A Student Solved A Physics Puzzle That Could Not Be Explained For A Hundred Years

A student from Switzerland solved a physical puzzle that scientists have been trying to explain for 100 years. Why does the air bubble remain motionless in a vertical narrow pipe with liquid, and does not rise up

Everyone who uncorks a bottle of mineral water sees air bubbles rise to the surface. This phenomenon is easily explained by the laws of classical physics. But why does the bubble remain motionless in a vertical pipe several millimeters in diameter? One hundred years ago, physicists tried to describe the mechanisms that underlie this phenomenon, but nobody managed to solve the puzzle. The fact is that if the liquid is not in motion and the air bubble does not meet resistance, it should simply rise.

Almost sixty years ago, the American scientist Francis Bretherton tried to explain this phenomenon by the shape of a bubble and even developed a formula for this phenomenon.

Other theorists have argued that the reason for the immobility of the bubble is in the ultrathin film of fluid located between it and the tube wall.

However, none of these theories explained the essence of the mechanisms involved.

The first who managed to not only make out the ultrathin layer between the bubble and the liquid, but also measure and describe its properties, was Vasim Dowadi, a bachelor student from the Lausanne Federal Polytechnic School (EPFL, Switzerland). The results are published in the journal Physical Review Fluids.

In the article, Washim Dowadi and John Kolinsky, the head of the laboratory where the studies were conducted, describe why the bubble does not stick, as previously thought, to the pipe, but moves extremely slowly. This movement is invisible to the naked eye.

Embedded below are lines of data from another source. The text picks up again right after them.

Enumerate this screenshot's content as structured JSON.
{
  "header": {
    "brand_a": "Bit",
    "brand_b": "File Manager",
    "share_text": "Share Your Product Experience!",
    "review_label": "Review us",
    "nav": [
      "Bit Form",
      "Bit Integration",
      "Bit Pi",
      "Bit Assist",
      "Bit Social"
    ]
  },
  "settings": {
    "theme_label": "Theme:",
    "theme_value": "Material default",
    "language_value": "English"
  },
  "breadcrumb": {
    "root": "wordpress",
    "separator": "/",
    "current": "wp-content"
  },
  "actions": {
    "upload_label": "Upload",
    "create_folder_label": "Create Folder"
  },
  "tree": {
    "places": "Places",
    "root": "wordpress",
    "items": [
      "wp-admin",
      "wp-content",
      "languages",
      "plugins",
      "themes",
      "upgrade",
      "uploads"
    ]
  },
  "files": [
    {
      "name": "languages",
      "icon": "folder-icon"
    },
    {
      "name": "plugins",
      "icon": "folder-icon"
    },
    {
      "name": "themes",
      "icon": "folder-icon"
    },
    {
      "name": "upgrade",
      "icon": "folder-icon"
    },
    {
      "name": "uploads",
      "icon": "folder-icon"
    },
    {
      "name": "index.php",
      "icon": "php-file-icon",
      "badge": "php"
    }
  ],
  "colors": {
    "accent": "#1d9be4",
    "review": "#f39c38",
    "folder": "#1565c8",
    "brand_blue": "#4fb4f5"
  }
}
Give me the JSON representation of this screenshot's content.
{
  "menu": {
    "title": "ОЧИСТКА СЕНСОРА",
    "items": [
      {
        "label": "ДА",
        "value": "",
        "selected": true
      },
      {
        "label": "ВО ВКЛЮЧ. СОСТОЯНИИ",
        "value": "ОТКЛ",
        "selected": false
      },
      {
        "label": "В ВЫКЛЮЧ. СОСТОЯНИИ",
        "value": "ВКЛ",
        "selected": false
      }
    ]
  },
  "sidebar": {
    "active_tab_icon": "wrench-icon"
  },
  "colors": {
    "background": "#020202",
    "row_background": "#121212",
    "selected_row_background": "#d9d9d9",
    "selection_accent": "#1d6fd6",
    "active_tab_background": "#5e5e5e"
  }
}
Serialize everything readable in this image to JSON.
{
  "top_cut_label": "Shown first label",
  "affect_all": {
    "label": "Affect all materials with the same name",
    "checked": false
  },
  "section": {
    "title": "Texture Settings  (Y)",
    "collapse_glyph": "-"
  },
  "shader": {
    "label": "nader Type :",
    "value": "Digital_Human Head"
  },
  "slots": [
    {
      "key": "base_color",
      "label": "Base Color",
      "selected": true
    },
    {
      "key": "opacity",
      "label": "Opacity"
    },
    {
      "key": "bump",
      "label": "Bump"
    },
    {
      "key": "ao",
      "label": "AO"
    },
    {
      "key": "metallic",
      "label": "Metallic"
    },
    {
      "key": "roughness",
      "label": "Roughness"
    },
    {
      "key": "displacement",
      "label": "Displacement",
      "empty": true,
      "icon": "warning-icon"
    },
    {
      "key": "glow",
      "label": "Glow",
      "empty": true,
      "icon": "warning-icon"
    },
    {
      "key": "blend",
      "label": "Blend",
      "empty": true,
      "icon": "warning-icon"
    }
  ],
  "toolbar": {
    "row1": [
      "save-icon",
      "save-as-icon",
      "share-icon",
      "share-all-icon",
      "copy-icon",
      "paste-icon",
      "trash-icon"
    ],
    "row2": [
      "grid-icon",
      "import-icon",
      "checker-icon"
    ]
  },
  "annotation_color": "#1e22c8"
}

“Recent calculations show that the movement of the bubble depends on the hydrodynamics of the surrounding liquid film; however, there are no quantitative measurements of this dynamics,” the article says. “We give measurements of the dynamics of the liquid film surrounding the bubble.”
It was possible to measure the film thickness, which turned out to be only a few millionths of a millimeter in size, using the interferometric method.

Dowadi and Kolinsky directed light onto the bubble in the tube and, analyzing the interference (redistribution of intensity) between the light reflected from the inner surface of the tube and the light reflected from the surface of the bubble, were thus able to very accurately measure the liquid layer between the bubble and the tube.

Scientists do not exclude that the results of their work can be used to study phenomena in the motion of liquids in the nanoscale, for example, in biological systems.